The cmb anisotropies that would generate cosmic strings can be simulated by supercomputers and compared with the temperature anisotropies of CMB measured by cosmological experiments. Take the best available cosmological data, such as those provided by WMAP. Using inflation models, we try to adjust the data as best as possible. Now, taking into account also the extra perturbations generated by the strings, we will also adjust the data. Through this analysis, numerical experiments tell us that if we take into account cosmic strings, we can better explain the data.
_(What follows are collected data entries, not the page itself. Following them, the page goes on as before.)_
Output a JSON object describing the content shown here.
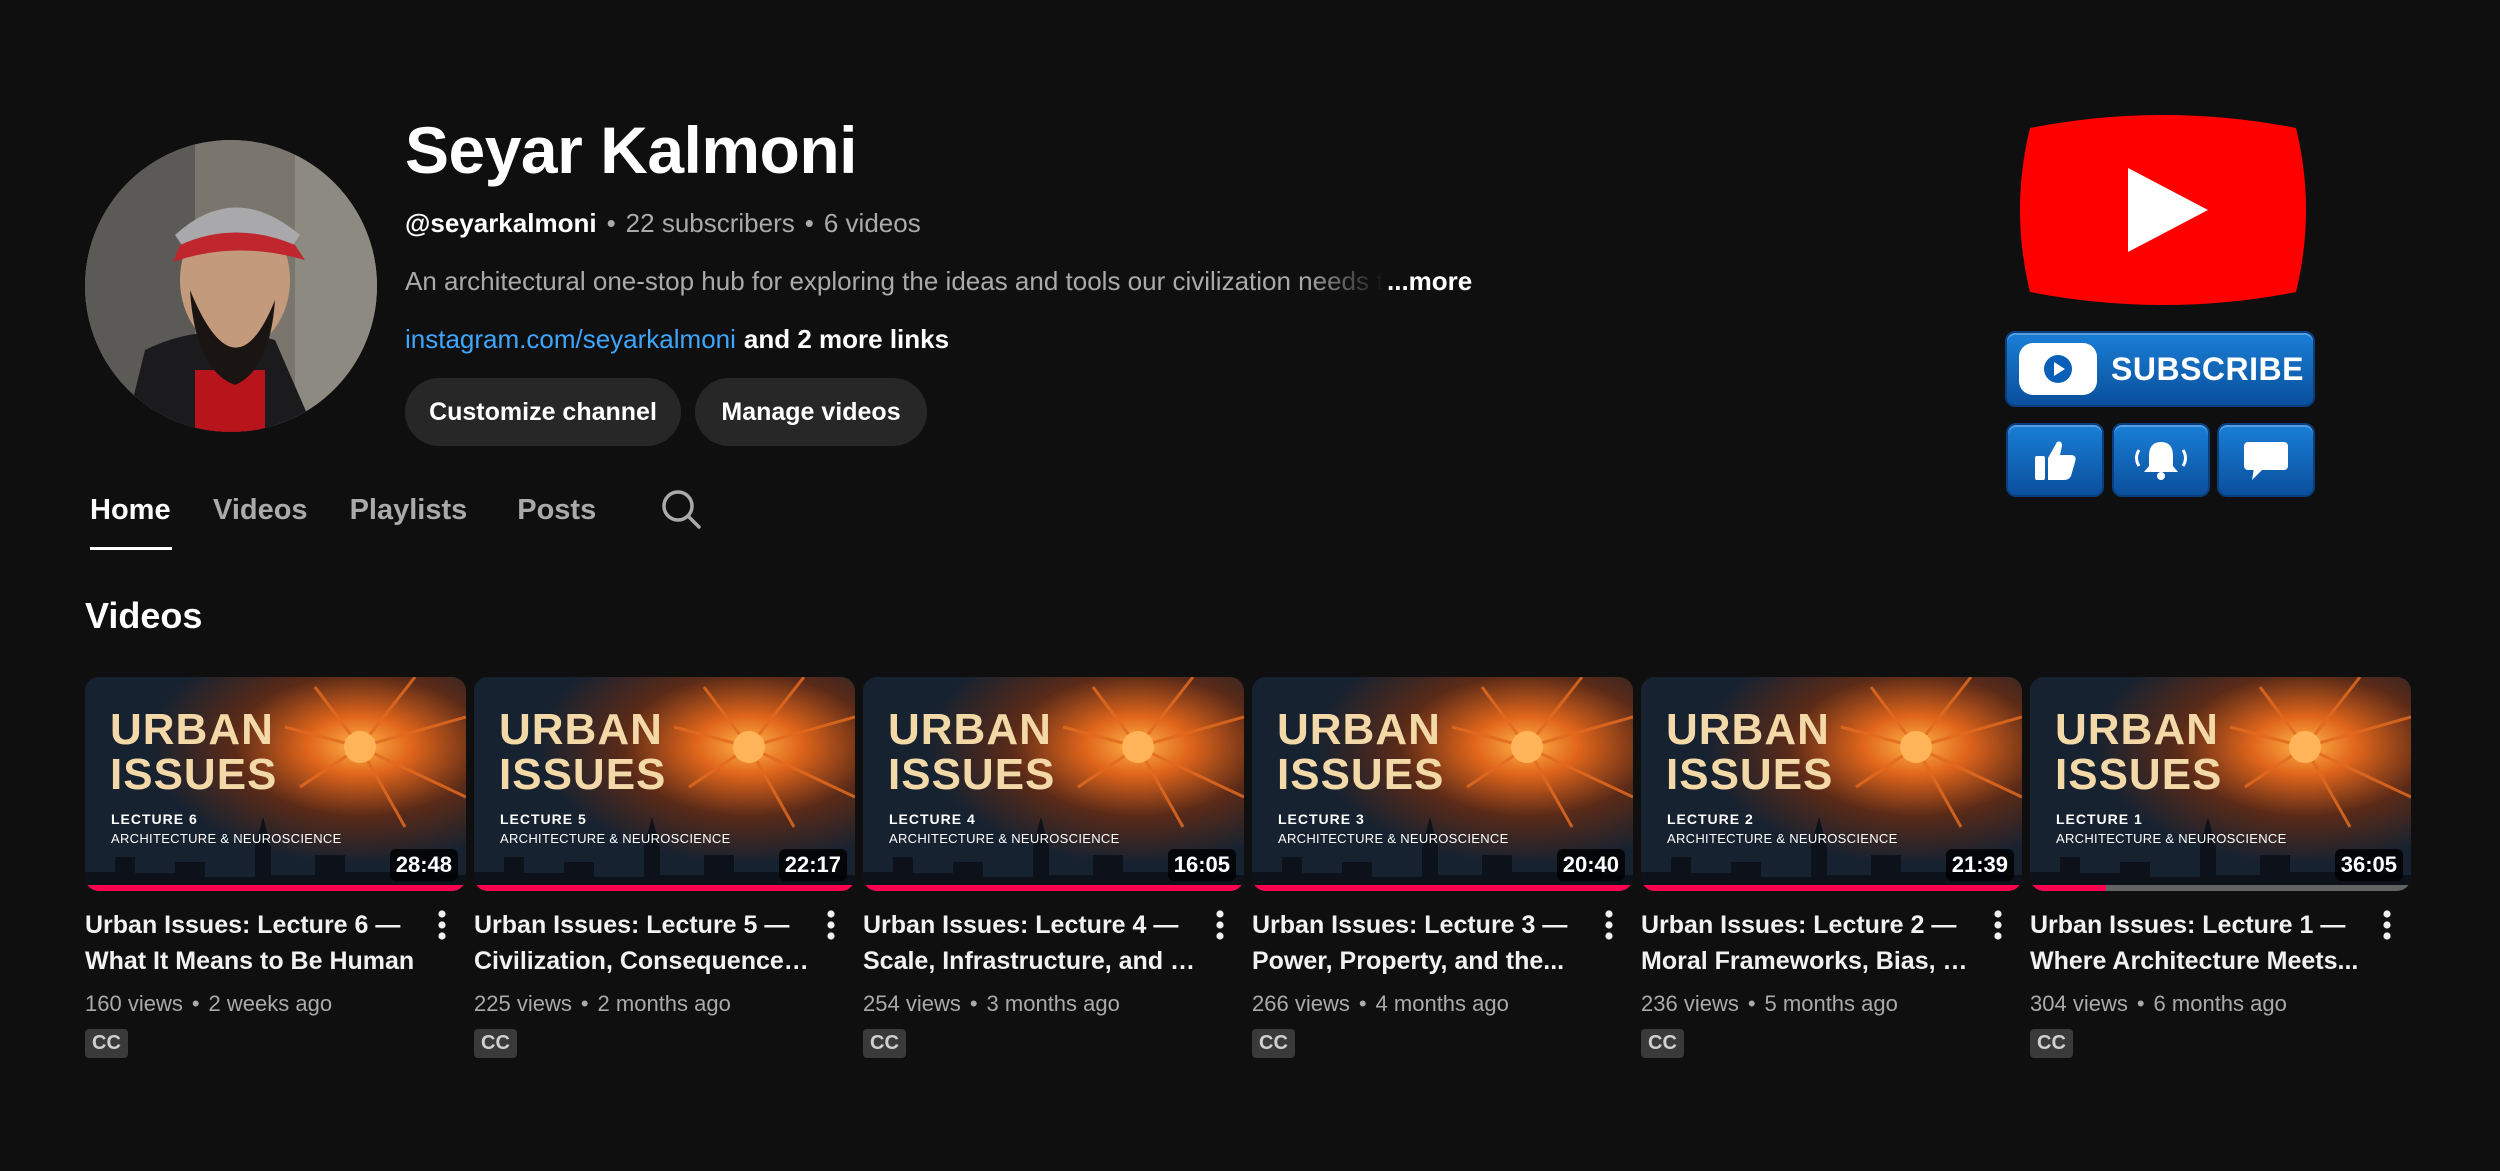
{
  "channel": {
    "name": "Seyar Kalmoni",
    "handle": "@seyarkalmoni",
    "subscribers": "22 subscribers",
    "videos_count": "6 videos",
    "separator": "•",
    "description": "An architectural one-stop hub for exploring the ideas and tools our civilization needs to",
    "description_more": "...more",
    "link": "instagram.com/seyarkalmoni",
    "more_links": "and 2 more links",
    "buttons": {
      "customize": "Customize channel",
      "manage": "Manage videos"
    }
  },
  "promo": {
    "subscribe_label": "SUBSCRIBE",
    "youtube_red": "#ff0000",
    "button_blue": "#1a7fd6"
  },
  "tabs": [
    {
      "label": "Home",
      "active": true
    },
    {
      "label": "Videos",
      "active": false
    },
    {
      "label": "Playlists",
      "active": false
    },
    {
      "label": "Posts",
      "active": false
    }
  ],
  "section": {
    "title": "Videos"
  },
  "thumbnail_text": {
    "title_line1": "URBAN",
    "title_line2": "ISSUES",
    "subtitle": "ARCHITECTURE & NEUROSCIENCE"
  },
  "videos": [
    {
      "lecture": "LECTURE 6",
      "duration": "28:48",
      "title_line1": "Urban Issues: Lecture 6 —",
      "title_line2": "What It Means to Be Human",
      "views": "160 views",
      "age": "2 weeks ago",
      "badge": "CC",
      "progress": 1.0
    },
    {
      "lecture": "LECTURE 5",
      "duration": "22:17",
      "title_line1": "Urban Issues: Lecture 5 —",
      "title_line2": "Civilization, Consequence,...",
      "views": "225 views",
      "age": "2 months ago",
      "badge": "CC",
      "progress": 1.0
    },
    {
      "lecture": "LECTURE 4",
      "duration": "16:05",
      "title_line1": "Urban Issues: Lecture 4 —",
      "title_line2": "Scale, Infrastructure, and th...",
      "views": "254 views",
      "age": "3 months ago",
      "badge": "CC",
      "progress": 1.0
    },
    {
      "lecture": "LECTURE 3",
      "duration": "20:40",
      "title_line1": "Urban Issues: Lecture 3 —",
      "title_line2": "Power, Property, and the...",
      "views": "266 views",
      "age": "4 months ago",
      "badge": "CC",
      "progress": 1.0
    },
    {
      "lecture": "LECTURE 2",
      "duration": "21:39",
      "title_line1": "Urban Issues: Lecture 2 —",
      "title_line2": "Moral Frameworks, Bias, an...",
      "views": "236 views",
      "age": "5 months ago",
      "badge": "CC",
      "progress": 1.0
    },
    {
      "lecture": "LECTURE 1",
      "duration": "36:05",
      "title_line1": "Urban Issues: Lecture 1 —",
      "title_line2": "Where Architecture Meets...",
      "views": "304 views",
      "age": "6 months ago",
      "badge": "CC",
      "progress": 0.2
    }
  ]
}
We cannot say with certainty that we have found strings. In addition, with other cosmological data (in addition to the CMB) the existence of strings is not so evident. We need new and more accurate data. Perhaps the Planck satellite that took off in May will help us. Planck will measure the CMB with great precision, both temperature anisotropy and polarization anisotropy. Other experiments will also perform new measurements.
But in any case, with the current data, we can affirm that the data do not say that there are no strings. And the simple detection of strings is very important. If the new data makes it clear that the strings were not formed, we will have to discard some cosmological models and, perhaps, create new models. On the other hand, if we can observe the strings, we will see the relics of the newborn universe, a unique opportunity to see how the newborn universe was.